An international group of researchers, headed by Chalmers University of Technology in Sweden, have demonstrated that graphene has a heat dissipating effect on silicon based electronics.
A layer of graphene can reduce the working temperature in hotspots inside a processor by up to 25 percent – which can significantly extend the working life of computers and other electronics. An international group of researchers, headed by Chalmers University of Technology in Sweden, are the first in the world to show that graphene has a heat dissipating effect on silicon based electronics.
“This discovery opens the door to increased functionality and continues to push the boundaries when it comes to miniaturising electronics,” said Chalmers Professor Johan Liu who heads the international research project.
Modern electronic systems generate a great deal of heat, above all due to the constantly increasing demand for more and more functionality. It is important to be able to remove the heat generated in an efficient way to maintain the long life of the system. One rule of thumb is that a 10-degree Celsius increase in working temperature halves the working life of an electronics system.
During the study, the researchers focused on reducing the temperature in the small area where the electronics work most intensively – such as inside a processor, for instance. These tiny hotspots are found in all electronics. Size wise, they are on a micro or nano scale, in other words a thousandth of a millimetre or smaller.
“The normal working temperature in the hotspots we have cooled with a graphene layer has ranged from 55 to 115 degrees Celsius. We have been able to reduce this by up to 13 degrees, which not only improves energy efficiency, it also extends the working life of the electronics.”
Efficient cooling is a major challenge in many different applications, such as automotive electronics, power electronics, computers, radio base stations and in various light emitting diodes, or LED lights. In automotive electronics systems, any single device in the ignition system can pump out up to 80 W continuously and in transient stage up to 300 W (within 10 nanoseconds). LED devices can have a thermal intensity almost on a par with the sun, up to 600 W/cm2 due to their extremely small size.
Superior cooling of electronics can deliver tremendous advantages. According to a recent study in the USA based on data from 2006, around 50 percent of the total electricity used to run data servers goes on cooling the systems.

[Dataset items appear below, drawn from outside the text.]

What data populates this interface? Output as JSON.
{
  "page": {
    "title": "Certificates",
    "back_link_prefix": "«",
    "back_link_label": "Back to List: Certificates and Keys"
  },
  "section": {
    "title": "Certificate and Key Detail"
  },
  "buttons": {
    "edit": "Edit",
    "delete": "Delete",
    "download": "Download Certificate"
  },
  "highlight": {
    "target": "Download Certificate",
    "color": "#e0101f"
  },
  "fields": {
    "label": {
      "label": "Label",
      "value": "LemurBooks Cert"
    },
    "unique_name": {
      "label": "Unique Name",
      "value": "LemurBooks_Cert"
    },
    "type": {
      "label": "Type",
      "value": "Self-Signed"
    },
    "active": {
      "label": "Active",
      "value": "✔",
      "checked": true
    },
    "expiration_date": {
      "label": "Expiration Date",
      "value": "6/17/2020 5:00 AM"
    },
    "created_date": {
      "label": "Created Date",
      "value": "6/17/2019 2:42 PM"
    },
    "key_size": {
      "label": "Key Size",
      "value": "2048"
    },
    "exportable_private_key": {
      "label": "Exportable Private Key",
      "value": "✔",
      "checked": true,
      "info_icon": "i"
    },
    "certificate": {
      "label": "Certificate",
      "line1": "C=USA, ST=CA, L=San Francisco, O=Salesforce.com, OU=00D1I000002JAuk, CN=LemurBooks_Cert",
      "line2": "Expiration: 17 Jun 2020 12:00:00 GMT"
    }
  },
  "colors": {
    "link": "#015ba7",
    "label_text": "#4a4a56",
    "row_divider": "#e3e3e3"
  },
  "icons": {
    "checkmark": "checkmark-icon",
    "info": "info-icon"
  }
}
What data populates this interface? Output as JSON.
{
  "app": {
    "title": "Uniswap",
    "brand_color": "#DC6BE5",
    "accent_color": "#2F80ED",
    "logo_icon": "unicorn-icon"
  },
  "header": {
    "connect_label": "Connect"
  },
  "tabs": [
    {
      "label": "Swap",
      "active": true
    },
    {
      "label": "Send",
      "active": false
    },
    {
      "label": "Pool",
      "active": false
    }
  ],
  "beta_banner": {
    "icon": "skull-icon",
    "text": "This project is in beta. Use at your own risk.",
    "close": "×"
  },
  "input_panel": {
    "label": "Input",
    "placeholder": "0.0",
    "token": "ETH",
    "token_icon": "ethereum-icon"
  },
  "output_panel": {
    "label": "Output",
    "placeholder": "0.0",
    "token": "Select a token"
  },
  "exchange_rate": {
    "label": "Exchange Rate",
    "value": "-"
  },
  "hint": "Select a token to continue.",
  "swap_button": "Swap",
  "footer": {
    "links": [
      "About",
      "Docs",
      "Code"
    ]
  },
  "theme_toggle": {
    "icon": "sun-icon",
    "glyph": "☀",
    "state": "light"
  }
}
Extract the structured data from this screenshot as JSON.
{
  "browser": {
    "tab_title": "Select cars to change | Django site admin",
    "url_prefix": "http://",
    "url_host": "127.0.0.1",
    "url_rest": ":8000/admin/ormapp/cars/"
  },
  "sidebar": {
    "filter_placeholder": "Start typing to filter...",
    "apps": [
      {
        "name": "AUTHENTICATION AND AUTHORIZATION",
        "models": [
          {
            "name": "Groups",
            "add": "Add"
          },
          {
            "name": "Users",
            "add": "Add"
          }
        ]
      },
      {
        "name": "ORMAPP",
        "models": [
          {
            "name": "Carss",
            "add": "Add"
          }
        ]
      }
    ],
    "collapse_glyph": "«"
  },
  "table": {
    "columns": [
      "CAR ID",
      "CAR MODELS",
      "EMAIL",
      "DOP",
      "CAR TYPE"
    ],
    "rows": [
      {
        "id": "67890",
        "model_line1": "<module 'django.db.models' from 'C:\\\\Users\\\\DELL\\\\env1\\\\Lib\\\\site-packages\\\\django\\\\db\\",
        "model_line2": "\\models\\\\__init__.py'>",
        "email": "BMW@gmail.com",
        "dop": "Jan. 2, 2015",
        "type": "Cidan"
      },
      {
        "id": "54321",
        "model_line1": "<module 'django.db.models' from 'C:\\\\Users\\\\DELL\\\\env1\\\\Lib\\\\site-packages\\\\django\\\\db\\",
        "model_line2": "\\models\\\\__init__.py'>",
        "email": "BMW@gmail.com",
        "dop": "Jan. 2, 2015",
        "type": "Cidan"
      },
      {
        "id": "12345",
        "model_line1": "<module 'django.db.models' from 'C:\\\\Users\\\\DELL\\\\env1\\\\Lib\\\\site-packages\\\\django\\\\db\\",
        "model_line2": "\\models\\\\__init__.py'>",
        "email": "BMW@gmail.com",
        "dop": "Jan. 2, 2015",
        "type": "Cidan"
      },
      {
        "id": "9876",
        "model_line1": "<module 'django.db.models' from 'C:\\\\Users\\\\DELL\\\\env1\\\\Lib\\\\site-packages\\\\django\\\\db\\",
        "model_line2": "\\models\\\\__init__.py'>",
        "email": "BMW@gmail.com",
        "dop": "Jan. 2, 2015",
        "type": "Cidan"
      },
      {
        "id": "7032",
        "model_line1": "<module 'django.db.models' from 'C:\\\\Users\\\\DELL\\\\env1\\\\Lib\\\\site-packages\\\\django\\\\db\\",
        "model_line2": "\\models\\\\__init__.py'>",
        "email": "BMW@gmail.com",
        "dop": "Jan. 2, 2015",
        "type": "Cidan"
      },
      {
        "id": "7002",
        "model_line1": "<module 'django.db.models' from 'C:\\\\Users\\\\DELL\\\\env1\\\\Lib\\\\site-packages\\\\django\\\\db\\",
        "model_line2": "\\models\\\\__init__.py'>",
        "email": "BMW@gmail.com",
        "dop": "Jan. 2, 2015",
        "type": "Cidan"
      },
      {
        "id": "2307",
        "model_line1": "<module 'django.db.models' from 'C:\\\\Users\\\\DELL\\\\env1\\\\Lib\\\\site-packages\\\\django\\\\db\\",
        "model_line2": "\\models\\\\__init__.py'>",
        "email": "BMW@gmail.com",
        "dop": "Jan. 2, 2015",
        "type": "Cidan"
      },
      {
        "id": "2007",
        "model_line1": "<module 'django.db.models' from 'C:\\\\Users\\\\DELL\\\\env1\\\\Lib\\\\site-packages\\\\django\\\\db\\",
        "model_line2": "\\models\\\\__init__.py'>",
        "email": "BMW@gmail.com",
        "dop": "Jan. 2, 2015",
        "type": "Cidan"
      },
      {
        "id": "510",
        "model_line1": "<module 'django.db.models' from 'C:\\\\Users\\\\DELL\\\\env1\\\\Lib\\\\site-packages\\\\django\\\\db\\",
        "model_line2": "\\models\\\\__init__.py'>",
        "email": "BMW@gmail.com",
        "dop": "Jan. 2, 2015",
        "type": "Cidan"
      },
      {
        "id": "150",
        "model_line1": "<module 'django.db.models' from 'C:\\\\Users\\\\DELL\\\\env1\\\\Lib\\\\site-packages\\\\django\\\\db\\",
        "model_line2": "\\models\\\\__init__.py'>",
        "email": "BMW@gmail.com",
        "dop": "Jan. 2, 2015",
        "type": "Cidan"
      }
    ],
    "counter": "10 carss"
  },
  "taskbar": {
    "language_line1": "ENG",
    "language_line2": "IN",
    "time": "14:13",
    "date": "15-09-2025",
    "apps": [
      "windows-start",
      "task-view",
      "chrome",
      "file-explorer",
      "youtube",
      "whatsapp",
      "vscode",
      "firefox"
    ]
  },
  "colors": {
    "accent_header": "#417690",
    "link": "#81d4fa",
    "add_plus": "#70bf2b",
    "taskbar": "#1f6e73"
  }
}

The research, that has been undertaken in partnership with the Hong Kong University of Science and Technology, Shanghai University in China and Swedish company SHT Smart High Tech AB, has been published in the scientific publication Carbon.
Graphene, a single layer of carbon atoms, is stronger than steel yet lightweight and flexible. Electrons flow far more quickly through graphene than silicon. It is also a transparent electrical conductor that combines electrical and optical properties in an exceptional way. Graphene is a very good thermal conductor, ten times better than copper.
There are several methods of producing graphene that can be scaled up to industrial level. For electronics applications, high quality graphene can be produced using a method called chemical vapour deposition.